Nous percevons une atmosphère inquiétante, lorsqu’elle cherche un moyen pour s’en sortir sans succès. C’est de cette situation d’impuissance que naît le sentiment d’angoisse.
Ce sentiment d’angoisse se manifeste par une impuissance devant une réalité vécue. Les enfants d’Aziz éprouvent un sentiment d’angoisse, non seulement à l’issue de la répudiation de leur mère, mais aussi à l’idée de la remarier à un voisin mystérieux. Ils se sentaient désemparés, incapables de remédier à cette situation.
«La journée la plus courte de l’année s’annonçait interminable(p.44)»
L’effondrement et la dislocation de la famille sont à l’image de la société à laquelle elle appartient.
Les formes de violence familiale
Dans la violence de la famille, nous pouvons distinguer trois formes à savoir: une violence symbolique, une violence conjugale et une violence envers les enfants.
La violence symbolique
La violence symbolique représente une situation de domination légitime du père sur son épouse et ses enfants. Chez les Zeitoun seul le père a droit à la parole, le chef de famille qui ordonne, interdit, décrète, le rôle de l’épouse et des enfants se limitait à l’exécution de ses ordres.
La violence conjugale
La violence conjugale s’exprime par la violence symbolique contre l’épouse, par les menaces répétées de répudiation et l’enfermement.
Les exemples suivant montrent le comportement violent du père et les rapports relationnels qu’il entretient avec les autres.
Quant il eut fini de rugir, de fracasser la vaisselle, de mettre en pièces les meubles, de boire des litres de vin, de menacer ma mère de répudiation, à notre grand étonnement, notre père abdiqua… (p. 32)
La petite dernière [Zanouba], pas encore accoutumée aux déflagrations de voix de son géniteur, aux poissons qui voltigeaient dans la maison, aux inondations de vin.(p.48)
Dans ce discours rapporté, la narratrice résume le comportement agressif de son père. La gestuelle est renforcée par le sémantisme des verbes rugir, menacer. Le recours au non verbal et paraverbal a pour but de visualiser la scène et en donner une image précise au lecteur.
Cette violence se trouve justifiée par le désir du père de sauvegarder l’unité familiale et sous-entend le rôle qu’impose la société à la femme.
- Si je ne reprends pas ma femme, croyez-vous que j’en trouverais une pour s’occuper de ma ménagerie ? (p.19)
Il va jusqu’à organiser une farce en demandant à un voisin d’épouser Nayla et de la répudier trois mois plus tard pour appliquer la religion.
- Il te dira que ce n’est possible que si elle contracte un deuxième mariage et évidemment une deuxième répudiation.
- Eh bien, nous appliquerons la loi, dit mon père. Et il sortit.(p.53)

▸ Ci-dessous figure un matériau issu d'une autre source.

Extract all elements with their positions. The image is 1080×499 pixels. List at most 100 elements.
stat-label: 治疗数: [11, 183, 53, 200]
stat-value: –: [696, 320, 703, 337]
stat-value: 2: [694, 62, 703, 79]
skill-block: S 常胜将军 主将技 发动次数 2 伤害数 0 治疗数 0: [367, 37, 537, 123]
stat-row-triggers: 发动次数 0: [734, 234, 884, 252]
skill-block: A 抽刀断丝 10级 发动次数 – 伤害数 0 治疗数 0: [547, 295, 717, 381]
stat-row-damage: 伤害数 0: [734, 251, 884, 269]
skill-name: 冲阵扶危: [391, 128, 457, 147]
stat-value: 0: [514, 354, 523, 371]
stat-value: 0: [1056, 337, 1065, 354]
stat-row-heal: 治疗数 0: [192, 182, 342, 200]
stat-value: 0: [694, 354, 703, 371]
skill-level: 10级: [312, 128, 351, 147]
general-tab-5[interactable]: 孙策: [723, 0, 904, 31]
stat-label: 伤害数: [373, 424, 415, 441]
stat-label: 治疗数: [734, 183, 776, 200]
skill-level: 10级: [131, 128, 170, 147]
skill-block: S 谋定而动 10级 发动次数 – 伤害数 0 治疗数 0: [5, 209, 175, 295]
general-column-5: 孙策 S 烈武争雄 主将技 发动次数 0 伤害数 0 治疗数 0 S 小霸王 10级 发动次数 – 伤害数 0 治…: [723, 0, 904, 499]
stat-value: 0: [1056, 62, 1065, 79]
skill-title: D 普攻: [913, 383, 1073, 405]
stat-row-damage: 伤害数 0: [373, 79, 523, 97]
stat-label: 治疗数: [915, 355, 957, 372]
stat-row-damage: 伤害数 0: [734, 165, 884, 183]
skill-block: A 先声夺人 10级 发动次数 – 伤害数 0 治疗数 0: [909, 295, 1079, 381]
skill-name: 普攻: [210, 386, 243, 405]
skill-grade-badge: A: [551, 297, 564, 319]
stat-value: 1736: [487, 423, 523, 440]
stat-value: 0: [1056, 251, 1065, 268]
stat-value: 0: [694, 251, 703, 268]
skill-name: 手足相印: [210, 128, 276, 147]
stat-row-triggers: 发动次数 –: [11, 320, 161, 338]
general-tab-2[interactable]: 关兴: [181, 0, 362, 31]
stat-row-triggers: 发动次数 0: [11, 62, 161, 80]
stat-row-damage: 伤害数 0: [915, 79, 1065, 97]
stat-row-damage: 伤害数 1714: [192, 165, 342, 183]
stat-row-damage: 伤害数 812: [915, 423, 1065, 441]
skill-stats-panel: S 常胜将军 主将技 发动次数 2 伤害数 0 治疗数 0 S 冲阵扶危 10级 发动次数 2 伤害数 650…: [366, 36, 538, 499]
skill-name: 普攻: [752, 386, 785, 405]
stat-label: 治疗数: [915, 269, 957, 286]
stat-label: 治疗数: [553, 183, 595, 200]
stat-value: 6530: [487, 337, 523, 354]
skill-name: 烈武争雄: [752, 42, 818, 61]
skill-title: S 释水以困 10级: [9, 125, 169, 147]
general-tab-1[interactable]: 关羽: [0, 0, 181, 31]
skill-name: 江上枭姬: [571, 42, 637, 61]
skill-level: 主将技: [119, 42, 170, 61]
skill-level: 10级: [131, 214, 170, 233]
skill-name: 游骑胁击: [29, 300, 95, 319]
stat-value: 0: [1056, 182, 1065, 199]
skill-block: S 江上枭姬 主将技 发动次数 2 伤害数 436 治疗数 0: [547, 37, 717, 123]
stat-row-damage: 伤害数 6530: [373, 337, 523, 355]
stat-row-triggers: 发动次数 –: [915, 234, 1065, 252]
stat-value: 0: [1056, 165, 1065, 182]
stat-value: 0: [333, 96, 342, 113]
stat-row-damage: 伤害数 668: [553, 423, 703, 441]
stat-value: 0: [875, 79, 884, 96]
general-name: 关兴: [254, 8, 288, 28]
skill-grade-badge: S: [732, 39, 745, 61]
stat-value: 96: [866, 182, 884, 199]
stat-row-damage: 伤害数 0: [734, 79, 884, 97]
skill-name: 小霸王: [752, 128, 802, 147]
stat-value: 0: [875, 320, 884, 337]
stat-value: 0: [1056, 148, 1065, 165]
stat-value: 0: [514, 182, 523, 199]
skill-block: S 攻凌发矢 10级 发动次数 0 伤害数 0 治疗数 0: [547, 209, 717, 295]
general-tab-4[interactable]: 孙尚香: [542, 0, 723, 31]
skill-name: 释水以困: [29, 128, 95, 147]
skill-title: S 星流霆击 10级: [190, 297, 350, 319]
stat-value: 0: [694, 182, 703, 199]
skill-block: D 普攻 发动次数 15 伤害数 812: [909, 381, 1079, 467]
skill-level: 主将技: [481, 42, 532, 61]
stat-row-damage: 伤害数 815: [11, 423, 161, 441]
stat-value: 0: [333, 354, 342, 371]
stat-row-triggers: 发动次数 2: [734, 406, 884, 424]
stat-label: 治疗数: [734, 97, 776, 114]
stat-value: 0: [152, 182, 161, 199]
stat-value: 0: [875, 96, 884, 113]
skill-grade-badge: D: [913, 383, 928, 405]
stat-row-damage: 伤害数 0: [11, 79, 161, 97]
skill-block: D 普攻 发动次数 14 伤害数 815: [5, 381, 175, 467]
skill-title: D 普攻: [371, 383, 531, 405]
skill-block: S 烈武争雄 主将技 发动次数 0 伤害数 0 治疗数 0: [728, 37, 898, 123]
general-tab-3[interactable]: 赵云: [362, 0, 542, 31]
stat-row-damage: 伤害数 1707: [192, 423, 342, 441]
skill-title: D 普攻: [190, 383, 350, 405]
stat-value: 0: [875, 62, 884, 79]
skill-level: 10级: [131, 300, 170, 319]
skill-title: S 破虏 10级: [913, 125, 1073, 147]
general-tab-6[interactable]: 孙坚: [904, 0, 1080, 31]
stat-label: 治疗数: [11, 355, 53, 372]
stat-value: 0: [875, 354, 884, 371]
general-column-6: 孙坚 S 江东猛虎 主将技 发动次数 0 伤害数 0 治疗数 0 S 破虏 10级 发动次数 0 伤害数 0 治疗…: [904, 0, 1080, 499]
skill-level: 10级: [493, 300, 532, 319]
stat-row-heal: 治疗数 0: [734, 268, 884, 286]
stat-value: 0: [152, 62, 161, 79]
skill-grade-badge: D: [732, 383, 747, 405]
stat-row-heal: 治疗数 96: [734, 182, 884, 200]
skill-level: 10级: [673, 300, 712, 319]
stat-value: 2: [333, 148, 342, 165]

L’opposition des personnages
Pour orienter son discours sur la soumission de la femme et l’autorité arbitraire du mari, l’auteur joue sur l’opposition de deux personnages : Nayla et son époux. Dès l’ouverture du roman, Nayla est caractérisée comme un personnage faible, et subissant toutes les situations qui n’avait pour rôle que d’être une complice d’un père autoritaire ou plutôt son substitut.
Ma mère comprit très vite qu’elle n’échapperait pas à la décision de mon père de la remarier et s’y résigna allant jusqu’ à émettre le vœu d’être représentée par lui lors de la cérémonie. (p.15)
En fait, elle ne gardait rien du tout : son rôle se limitait à répéter, copier, mimer notre père. Tout ce que Père ordonnait, établissait, décidait, décrétait, allait droit aux oreilles de mère pour se nicher dans ses neurones sans subir la moindre altération. (p. 30)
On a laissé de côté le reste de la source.